Não sabemos por que amamos, nós amamos, sentimos que amamos, pensamos ser amor.
Nós não o procuramos, ele nos encontra, nos desarma, brota em nós como a flor.
E então nos encantamos, nos derramamos, nos abobamos, nos desconhecemos.
Se somos fracos, nos fortalecemos; se fortes, enfraquecemos; se aos pedaços, nos refazemos.

Ama-se apenas uma vez? O amor nos chega apenas por uma única oportunidade?
E o recomeçar, como é que fica? Se uma parte do amor se rompe, cessou para nós a felicidade?
E se não era amor o que se sentia, apenas uma ponta de alegria que se foi ao romper da aurora?
E se a admiração deu partida, saiu sem despedida, se a química que havia fora embora?

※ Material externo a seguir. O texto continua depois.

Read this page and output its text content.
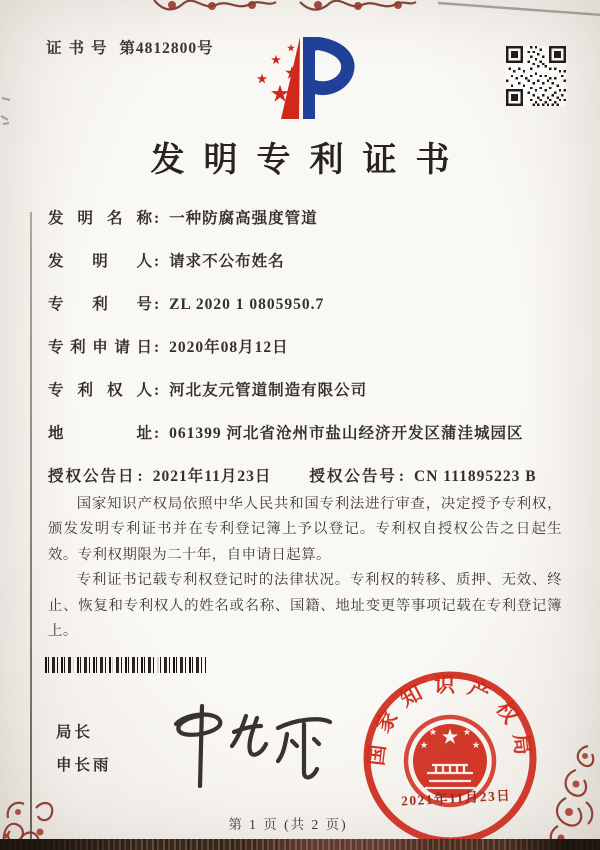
证书号 第4812800号
发明专利证书
发明名称 : 一种防腐高强度管道
发明人 : 请求不公布姓名
专利号 : ZL 2020 1 0805950.7
专利申请日 : 2020年08月12日
专利权人 : 河北友元管道制造有限公司
地址 : 061399 河北省沧州市盐山经济开发区蒲洼城园区
授权公告日 : 2021年11月23日 授权公告号 : CN 111895223 B

国家知识产权局依照中华人民共和国专利法进行审查，决定授予专利权，颁发发明专利证书并在专利登记簿上予以登记。专利权自授权公告之日起生效。专利权期限为二十年，自申请日起算。

专利证书记载专利权登记时的法律状况。专利权的转移、质押、无效、终止、恢复和专利权人的姓名或名称、国籍、地址变更等事项记载在专利登记簿上。

局长
申长雨	国家知识产权局
2021年11月23日
第 1 页 (共 2 页)
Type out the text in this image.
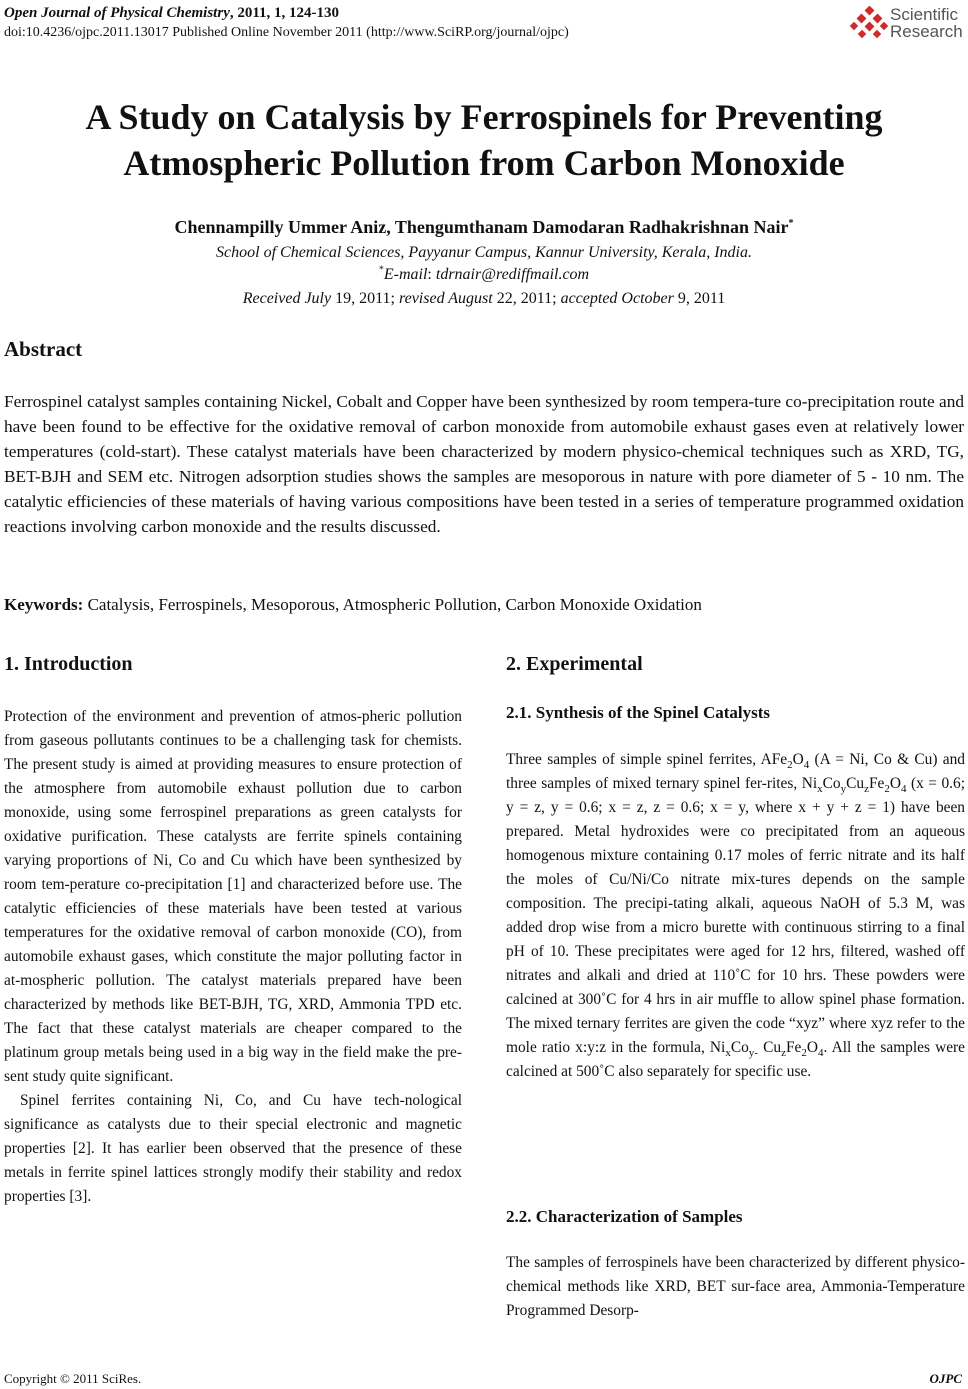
Open Journal of Physical Chemistry, 2011, 1, 124-130
doi:10.4236/ojpc.2011.13017 Published Online November 2011 (http://www.SciRP.org/journal/ojpc)
Scientific
Research
A Study on Catalysis by Ferrospinels for Preventing
Atmospheric Pollution from Carbon Monoxide
Chennampilly Ummer Aniz, Thengumthanam Damodaran Radhakrishnan Nair*
School of Chemical Sciences, Payyanur Campus, Kannur University, Kerala, India.
*E-mail: tdrnair@rediffmail.com
Received July 19, 2011; revised August 22, 2011; accepted October 9, 2011
Abstract
Ferrospinel catalyst samples containing Nickel, Cobalt and Copper have been synthesized by room tempera-ture co-precipitation route and have been found to be effective for the oxidative removal of carbon monoxide from automobile exhaust gases even at relatively lower temperatures (cold-start). These catalyst materials have been characterized by modern physico-chemical techniques such as XRD, TG, BET-BJH and SEM etc. Nitrogen adsorption studies shows the samples are mesoporous in nature with pore diameter of 5 - 10 nm. The catalytic efficiencies of these materials of having various compositions have been tested in a series of temperature programmed oxidation reactions involving carbon monoxide and the results discussed.
Keywords: Catalysis, Ferrospinels, Mesoporous, Atmospheric Pollution, Carbon Monoxide Oxidation
1. Introduction

Protection of the environment and prevention of atmos-pheric pollution from gaseous pollutants continues to be a challenging task for chemists. The present study is aimed at providing measures to ensure protection of the atmosphere from automobile exhaust pollution due to carbon monoxide, using some ferrospinel preparations as green catalysts for oxidative purification. These catalysts are ferrite spinels containing varying proportions of Ni, Co and Cu which have been synthesized by room tem-perature co-precipitation [1] and characterized before use. The catalytic efficiencies of these materials have been tested at various temperatures for the oxidative removal of carbon monoxide (CO), from automobile exhaust gases, which constitute the major polluting factor in at-mospheric pollution. The catalyst materials prepared have been characterized by methods like BET-BJH, TG, XRD, Ammonia TPD etc. The fact that these catalyst materials are cheaper compared to the platinum group metals being used in a big way in the field make the pre-sent study quite significant.

Spinel ferrites containing Ni, Co, and Cu have tech-nological significance as catalysts due to their special electronic and magnetic properties [2]. It has earlier been observed that the presence of these metals in ferrite spinel lattices strongly modify their stability and redox properties [3].

2. Experimental
2.1. Synthesis of the Spinel Catalysts
Three samples of simple spinel ferrites, $AFe_2O_4$ (A = Ni, Co & Cu) and three samples of mixed ternary spinel fer-rites, $Ni_xCo_yCu_zFe_2O_4$ (x = 0.6; y = z, y = 0.6; x = z, z = 0.6; x = y, where x + y + z = 1) have been prepared. Metal hydroxides were co precipitated from an aqueous homogenous mixture containing 0.17 moles of ferric nitrate and its half the moles of Cu/Ni/Co nitrate mix-tures depends on the sample composition. The precipi-tating alkali, aqueous NaOH of 5.3 M, was added drop wise from a micro burette with continuous stirring to a final pH of 10. These precipitates were aged for 12 hrs, filtered, washed off nitrates and alkali and dried at 110˚C for 10 hrs. These powders were calcined at 300˚C for 4 hrs in air muffle to allow spinel phase formation. The mixed ternary ferrites are given the code “xyz” where xyz refer to the mole ratio x:y:z in the formula, $Ni_xCo_{y-}$ $Cu_zFe_2O_4$. All the samples were calcined at 500˚C also separately for specific use.
2.2. Characterization of Samples
The samples of ferrospinels have been characterized by different physico-chemical methods like XRD, BET sur-face area, Ammonia-Temperature Programmed Desorp-
Copyright © 2011 SciRes.	OJPC
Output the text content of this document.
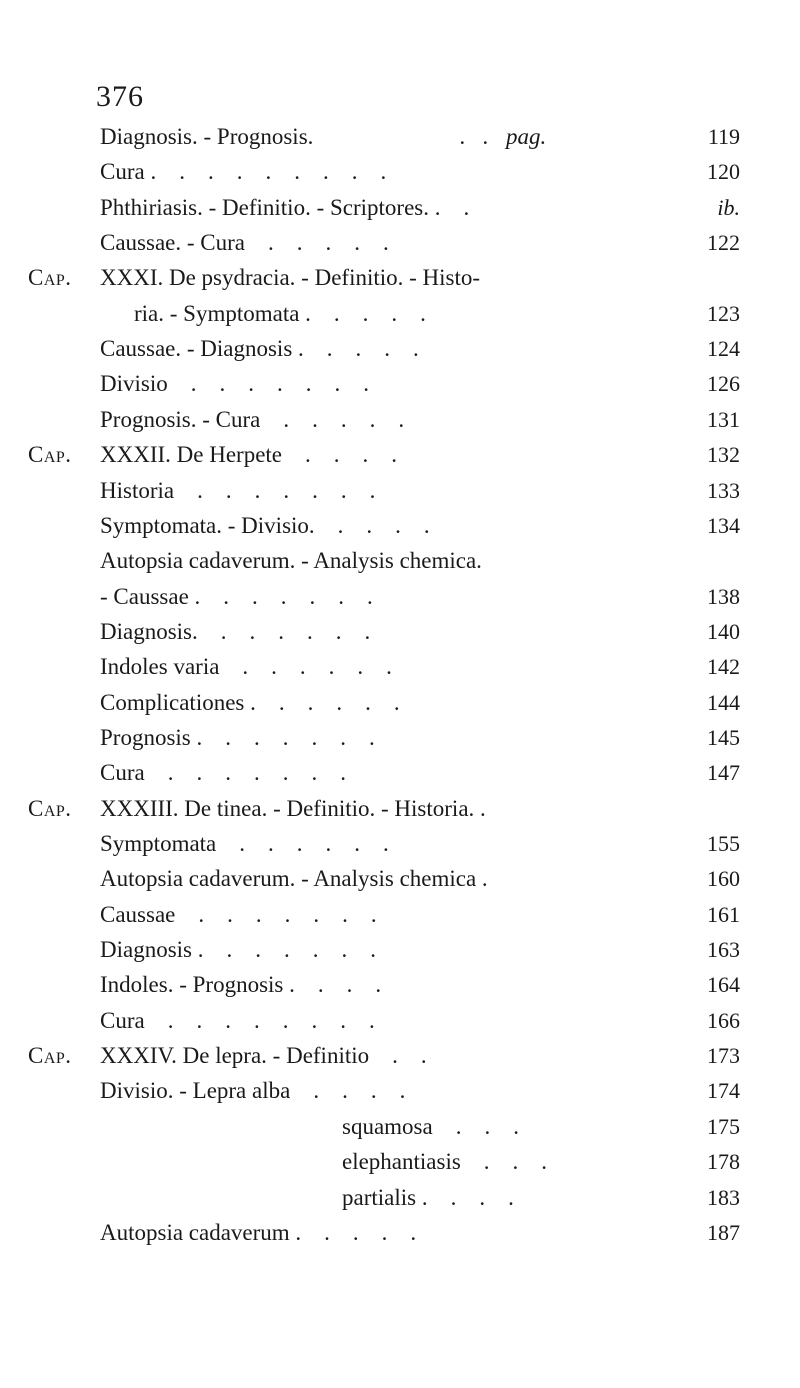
376
Diagnosis. - Prognosis.	.   .   pag.	119
Cura .    .    .    .    .    .    .    .    .	120
Phthiriasis. - Definitio. - Scriptores. .    .	ib.
Caussae. - Cura    .    .    .    .    .	122
Cap. XXXI. De psydracia. - Definitio. - Histo-
ria. - Symptomata .    .    .    .    .	123
Caussae. - Diagnosis .    .    .    .    .	124
Divisio    .    .    .    .    .    .    .	126
Prognosis. - Cura    .    .    .    .    .	131
Cap. XXXII. De Herpete    .    .    .    .	132
Historia    .    .    .    .    .    .    .	133
Symptomata. - Divisio.    .    .    .    .	134
Autopsia cadaverum. - Analysis chemica.
- Caussae .    .    .    .    .    .    .	138
Diagnosis.    .    .    .    .    .    .	140
Indoles varia    .    .    .    .    .    .	142
Complicationes .    .    .    .    .    .	144
Prognosis .    .    .    .    .    .    .	145
Cura    .    .    .    .    .    .    .	147
Cap. XXXIII. De tinea. - Definitio. - Historia. .
Symptomata    .    .    .    .    .    .	155
Autopsia cadaverum. - Analysis chemica .	160
Caussae    .    .    .    .    .    .    .	161
Diagnosis .    .    .    .    .    .    .	163
Indoles. - Prognosis .    .    .    .	164
Cura    .    .    .    .    .    .    .    .	166
Cap. XXXIV. De lepra. - Definitio    .    .	173
Divisio. - Lepra alba    .    .    .    .	174
squamosa    .    .    .	175
elephantiasis    .    .    .	178
partialis .    .    .    .	183
Autopsia cadaverum .    .    .    .    .	187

Mas o que é amar? O que é o amor?

O amor não avisa quando chega, gosta de se mostrar presente, mas não programa sua partida.
Não duvide que era amor, não julgue o outro se não sabe quão profunda é sua ferida!
O amor não se define, ele existe, é, chega, se aboleta, escancara a sua porta sem pedir licença.
Se você estava preparado, se queria alguém ao seu lado, não importa, para ele não faz diferença.

Camões dizia que o amor é fogo que arde sem se ver, é ferida que dói e não se sente.
Eu digo que se pode, sim, enxergar sua fogueira e gemer com as marcas que deixa na gente.
Em I Coríntios, está escrito que mesmo que se fale a língua dos homens, nada se é sem amor.
Mas, por que às vezes ele passa tal qual um tornado, deixando marcas, causando dor?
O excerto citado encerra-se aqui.